Large-Scale Machine Learning Model Computing and Compression

Heng Huang
Talk Series: 
10.06.2023 11:00 to 12:00

Machine learning and artificial intelligence are gaining fresh momentum, and have helped us enhance not only many industrial and professional processes but also our everyday living. The recent success of machine learning heavily relies on the surge of big data, big models, and big computing. However, the inefficient algorithms often restrict the applications of machine learning to very large-scale tasks. In terms of big data, serious concerns, such as communication overhead and convergence speed, should be rigorously addressed when we train learning models using large amounts of data located at multiple computers or devices. In terms of the big model, it is still an underexplored research area if a model is too big to train on a single computer or device. To address these challenging problems, we focused on designing new ultra-scale machine learning algorithms, efficiently optimizing and training models for big data problems, and studying new discoveries in both theory and applications.

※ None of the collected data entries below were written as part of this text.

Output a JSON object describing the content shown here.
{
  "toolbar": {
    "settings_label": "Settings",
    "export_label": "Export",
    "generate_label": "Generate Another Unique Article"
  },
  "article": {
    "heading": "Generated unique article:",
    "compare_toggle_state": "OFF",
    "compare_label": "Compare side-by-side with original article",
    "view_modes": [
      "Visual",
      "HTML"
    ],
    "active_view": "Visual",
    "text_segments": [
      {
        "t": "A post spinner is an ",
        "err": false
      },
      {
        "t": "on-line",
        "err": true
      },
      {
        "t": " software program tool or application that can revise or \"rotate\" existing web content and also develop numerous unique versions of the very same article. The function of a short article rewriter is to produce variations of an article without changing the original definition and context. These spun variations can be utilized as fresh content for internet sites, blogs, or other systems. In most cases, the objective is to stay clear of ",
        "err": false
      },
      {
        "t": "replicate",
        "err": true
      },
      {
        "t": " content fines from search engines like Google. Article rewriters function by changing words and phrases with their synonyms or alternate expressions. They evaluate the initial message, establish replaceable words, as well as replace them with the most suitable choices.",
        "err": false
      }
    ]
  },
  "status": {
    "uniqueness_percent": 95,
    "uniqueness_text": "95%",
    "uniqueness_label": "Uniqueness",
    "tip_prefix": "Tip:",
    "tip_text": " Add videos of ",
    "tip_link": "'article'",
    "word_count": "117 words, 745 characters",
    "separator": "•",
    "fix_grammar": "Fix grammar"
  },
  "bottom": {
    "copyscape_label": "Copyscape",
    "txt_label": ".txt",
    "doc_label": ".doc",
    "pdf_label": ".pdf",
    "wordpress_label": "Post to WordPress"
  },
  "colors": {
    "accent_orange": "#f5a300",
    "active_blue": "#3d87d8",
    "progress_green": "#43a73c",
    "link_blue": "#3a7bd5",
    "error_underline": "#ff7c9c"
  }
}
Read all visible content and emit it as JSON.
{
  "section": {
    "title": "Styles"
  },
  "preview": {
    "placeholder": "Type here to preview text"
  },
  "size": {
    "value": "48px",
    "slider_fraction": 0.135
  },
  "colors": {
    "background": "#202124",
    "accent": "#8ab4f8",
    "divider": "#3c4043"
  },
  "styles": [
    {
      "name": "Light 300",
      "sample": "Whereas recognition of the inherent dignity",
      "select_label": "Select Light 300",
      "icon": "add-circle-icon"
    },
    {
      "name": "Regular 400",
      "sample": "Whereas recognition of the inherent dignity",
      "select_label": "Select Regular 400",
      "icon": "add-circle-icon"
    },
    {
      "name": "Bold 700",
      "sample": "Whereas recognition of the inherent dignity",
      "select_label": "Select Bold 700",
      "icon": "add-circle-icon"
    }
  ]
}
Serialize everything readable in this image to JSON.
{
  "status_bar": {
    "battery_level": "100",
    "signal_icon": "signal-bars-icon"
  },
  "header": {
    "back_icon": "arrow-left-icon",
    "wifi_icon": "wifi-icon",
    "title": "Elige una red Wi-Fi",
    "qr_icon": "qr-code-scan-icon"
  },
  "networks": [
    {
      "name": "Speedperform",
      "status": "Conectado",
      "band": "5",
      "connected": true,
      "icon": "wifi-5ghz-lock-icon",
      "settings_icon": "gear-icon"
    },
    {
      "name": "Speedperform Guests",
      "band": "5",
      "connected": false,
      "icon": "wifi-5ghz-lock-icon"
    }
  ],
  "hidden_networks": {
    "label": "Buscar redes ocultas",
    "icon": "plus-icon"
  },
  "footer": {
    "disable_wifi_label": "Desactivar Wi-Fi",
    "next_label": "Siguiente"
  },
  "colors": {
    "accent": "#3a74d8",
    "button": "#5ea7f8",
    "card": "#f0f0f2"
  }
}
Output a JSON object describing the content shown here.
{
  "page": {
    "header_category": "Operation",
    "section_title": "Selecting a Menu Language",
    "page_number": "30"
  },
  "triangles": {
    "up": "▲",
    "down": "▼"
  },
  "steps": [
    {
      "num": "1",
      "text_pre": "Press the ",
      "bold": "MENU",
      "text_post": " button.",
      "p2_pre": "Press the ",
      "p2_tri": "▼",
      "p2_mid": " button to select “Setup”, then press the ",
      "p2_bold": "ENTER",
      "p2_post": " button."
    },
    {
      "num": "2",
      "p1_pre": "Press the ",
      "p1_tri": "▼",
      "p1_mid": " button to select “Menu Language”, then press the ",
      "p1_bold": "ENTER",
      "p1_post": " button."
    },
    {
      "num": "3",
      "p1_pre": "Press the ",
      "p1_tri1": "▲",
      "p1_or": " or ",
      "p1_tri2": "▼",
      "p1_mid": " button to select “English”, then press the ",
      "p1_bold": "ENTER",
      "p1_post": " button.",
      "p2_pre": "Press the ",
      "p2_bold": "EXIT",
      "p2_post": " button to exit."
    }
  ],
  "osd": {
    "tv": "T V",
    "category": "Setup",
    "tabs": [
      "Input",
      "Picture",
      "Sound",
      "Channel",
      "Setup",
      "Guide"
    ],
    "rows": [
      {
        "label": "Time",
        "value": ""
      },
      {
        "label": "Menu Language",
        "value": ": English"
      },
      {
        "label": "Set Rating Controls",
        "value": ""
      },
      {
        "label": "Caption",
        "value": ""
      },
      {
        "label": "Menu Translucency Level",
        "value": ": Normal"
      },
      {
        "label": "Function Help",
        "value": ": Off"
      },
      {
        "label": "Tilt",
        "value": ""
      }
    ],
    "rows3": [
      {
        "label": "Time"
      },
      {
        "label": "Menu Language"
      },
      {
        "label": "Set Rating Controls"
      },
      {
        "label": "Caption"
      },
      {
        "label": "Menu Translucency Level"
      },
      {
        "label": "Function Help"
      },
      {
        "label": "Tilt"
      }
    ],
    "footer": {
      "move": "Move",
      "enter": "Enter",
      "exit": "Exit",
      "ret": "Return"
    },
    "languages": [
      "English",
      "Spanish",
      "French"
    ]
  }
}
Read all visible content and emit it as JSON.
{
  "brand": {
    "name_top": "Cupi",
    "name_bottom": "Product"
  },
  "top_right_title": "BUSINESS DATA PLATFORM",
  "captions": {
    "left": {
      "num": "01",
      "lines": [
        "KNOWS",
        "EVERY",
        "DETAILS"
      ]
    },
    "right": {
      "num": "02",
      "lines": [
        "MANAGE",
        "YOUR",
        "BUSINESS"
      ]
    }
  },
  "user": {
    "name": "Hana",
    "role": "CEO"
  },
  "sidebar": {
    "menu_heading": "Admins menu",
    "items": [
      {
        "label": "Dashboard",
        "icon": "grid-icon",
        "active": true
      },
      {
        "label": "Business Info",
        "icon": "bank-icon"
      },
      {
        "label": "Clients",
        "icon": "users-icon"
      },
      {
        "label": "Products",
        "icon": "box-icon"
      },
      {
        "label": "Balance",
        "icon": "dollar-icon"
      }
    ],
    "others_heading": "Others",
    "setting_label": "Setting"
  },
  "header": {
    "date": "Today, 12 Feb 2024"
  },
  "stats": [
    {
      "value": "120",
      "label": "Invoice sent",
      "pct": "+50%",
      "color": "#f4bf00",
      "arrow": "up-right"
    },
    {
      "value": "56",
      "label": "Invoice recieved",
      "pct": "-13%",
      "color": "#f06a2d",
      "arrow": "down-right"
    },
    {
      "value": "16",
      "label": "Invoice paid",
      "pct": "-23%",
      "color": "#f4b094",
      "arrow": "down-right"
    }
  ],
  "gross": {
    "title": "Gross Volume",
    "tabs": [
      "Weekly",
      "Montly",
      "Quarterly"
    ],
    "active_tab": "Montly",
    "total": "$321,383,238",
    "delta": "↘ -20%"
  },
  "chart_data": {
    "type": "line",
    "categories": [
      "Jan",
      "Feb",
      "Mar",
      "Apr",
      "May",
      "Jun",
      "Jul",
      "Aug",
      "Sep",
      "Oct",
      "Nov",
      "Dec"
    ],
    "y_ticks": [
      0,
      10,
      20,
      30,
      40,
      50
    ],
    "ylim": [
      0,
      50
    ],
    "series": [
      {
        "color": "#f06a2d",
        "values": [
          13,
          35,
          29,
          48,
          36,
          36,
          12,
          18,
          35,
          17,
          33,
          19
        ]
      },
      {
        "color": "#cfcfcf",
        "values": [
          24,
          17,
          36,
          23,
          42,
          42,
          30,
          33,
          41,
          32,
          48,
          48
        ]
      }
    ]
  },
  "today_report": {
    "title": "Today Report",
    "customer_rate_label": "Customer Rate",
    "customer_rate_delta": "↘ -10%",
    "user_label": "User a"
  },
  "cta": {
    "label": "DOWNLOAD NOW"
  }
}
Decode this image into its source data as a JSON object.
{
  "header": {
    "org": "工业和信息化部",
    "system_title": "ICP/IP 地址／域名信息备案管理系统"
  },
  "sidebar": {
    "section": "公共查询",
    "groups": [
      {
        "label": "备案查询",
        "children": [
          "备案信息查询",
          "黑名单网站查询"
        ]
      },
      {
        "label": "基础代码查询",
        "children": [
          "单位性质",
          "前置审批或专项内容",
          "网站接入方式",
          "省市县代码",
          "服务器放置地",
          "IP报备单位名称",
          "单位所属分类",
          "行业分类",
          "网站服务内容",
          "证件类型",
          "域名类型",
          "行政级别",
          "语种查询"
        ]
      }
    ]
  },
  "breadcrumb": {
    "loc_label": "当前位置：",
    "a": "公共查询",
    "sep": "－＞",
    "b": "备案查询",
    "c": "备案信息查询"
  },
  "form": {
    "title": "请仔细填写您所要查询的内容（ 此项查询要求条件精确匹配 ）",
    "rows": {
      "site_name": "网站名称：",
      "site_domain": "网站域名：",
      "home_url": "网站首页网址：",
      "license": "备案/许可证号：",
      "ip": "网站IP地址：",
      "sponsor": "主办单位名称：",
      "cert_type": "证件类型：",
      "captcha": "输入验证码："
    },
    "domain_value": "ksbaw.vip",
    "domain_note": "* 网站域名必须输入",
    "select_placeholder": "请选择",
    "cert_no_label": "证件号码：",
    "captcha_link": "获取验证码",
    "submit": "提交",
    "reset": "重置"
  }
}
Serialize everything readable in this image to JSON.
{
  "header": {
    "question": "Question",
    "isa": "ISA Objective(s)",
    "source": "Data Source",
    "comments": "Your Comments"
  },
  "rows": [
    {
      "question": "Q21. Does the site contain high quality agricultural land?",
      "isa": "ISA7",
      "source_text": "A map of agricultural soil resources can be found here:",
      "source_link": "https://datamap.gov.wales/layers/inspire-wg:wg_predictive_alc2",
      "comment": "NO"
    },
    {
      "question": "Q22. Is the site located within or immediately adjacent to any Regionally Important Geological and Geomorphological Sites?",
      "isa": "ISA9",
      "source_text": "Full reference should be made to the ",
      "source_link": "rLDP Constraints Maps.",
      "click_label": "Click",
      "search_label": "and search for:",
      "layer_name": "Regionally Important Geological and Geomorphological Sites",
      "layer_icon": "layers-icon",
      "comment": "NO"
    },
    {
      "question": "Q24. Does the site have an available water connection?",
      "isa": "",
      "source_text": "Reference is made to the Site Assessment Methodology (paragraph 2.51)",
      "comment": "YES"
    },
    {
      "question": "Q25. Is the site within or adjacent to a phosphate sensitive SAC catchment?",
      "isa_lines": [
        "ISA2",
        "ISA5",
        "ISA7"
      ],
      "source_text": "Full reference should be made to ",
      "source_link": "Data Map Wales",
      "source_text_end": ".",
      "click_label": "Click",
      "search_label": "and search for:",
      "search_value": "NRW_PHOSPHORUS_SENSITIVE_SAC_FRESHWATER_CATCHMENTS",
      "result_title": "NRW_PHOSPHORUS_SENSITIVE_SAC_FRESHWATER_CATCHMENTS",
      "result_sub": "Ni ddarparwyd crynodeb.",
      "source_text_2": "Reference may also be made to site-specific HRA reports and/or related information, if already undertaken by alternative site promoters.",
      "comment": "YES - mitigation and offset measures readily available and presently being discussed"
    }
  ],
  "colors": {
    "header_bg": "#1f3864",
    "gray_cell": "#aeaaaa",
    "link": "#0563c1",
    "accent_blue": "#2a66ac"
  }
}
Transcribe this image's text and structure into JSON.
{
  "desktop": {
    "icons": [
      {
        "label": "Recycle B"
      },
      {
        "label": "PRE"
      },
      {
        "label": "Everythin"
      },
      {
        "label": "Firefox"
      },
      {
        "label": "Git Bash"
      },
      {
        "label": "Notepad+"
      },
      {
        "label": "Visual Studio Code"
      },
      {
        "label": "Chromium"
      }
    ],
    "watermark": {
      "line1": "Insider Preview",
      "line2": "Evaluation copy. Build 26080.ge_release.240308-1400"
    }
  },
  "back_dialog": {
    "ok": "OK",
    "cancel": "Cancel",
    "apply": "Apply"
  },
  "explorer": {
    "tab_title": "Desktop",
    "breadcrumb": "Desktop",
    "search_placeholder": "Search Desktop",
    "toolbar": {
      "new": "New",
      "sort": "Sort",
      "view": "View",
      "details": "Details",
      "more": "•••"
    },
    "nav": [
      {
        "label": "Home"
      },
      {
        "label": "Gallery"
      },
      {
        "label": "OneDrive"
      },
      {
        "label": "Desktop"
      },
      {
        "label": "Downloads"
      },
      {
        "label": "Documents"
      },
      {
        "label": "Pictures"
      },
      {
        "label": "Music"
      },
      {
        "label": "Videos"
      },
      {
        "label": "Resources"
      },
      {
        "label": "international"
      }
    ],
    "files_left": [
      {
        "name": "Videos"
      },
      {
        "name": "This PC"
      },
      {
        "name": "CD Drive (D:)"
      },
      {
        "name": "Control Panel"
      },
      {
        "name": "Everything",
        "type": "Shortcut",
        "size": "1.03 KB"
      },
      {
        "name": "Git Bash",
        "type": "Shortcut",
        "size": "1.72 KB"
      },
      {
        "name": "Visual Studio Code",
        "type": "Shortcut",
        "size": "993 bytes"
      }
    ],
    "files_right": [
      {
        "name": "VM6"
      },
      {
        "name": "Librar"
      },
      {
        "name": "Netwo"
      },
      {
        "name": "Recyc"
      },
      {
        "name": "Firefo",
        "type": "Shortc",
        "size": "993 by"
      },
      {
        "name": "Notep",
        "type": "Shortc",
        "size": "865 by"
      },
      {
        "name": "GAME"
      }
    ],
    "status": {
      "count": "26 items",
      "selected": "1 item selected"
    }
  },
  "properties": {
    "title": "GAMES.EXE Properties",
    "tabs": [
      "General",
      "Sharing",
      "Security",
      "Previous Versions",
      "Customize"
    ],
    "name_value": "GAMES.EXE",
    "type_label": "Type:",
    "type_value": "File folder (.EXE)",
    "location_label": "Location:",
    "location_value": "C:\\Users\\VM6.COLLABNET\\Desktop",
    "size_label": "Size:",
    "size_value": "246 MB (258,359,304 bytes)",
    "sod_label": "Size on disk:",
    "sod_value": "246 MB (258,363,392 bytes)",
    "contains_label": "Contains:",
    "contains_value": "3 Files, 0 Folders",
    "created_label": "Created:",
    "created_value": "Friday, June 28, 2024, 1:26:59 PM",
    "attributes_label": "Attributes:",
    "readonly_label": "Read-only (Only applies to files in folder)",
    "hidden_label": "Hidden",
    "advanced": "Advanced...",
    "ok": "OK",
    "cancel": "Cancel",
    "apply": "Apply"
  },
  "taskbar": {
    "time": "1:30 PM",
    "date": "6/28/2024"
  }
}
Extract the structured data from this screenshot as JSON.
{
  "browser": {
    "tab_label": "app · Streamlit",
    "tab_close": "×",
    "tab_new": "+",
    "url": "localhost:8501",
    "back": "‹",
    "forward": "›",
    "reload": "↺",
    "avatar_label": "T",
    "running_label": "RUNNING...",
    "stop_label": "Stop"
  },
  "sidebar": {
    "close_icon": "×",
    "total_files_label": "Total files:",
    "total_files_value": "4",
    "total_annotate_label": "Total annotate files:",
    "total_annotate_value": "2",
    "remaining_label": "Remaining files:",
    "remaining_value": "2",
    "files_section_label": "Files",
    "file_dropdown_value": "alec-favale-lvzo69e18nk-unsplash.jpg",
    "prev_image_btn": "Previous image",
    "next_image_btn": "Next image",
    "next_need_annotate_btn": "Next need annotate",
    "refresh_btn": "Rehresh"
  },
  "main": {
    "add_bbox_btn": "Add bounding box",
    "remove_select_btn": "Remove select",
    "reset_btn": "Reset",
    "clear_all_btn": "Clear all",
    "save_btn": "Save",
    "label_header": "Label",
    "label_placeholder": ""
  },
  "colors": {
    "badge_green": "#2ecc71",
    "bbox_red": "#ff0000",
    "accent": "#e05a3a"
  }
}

I will present our recent research results on developing model parallelization algorithms to solve the big model problem in deep neural networks, and distributed learning methods to address the big data computing issues. To deploy the big models in real-world applications with limited computational budget, we also designed new model pruning approaches to compress the big machine learning models to much smaller size with maintaining good performance. I will introduce our newly developed model pruning techniques including interpretation enhanced model pruning and multimodal transformer pruning.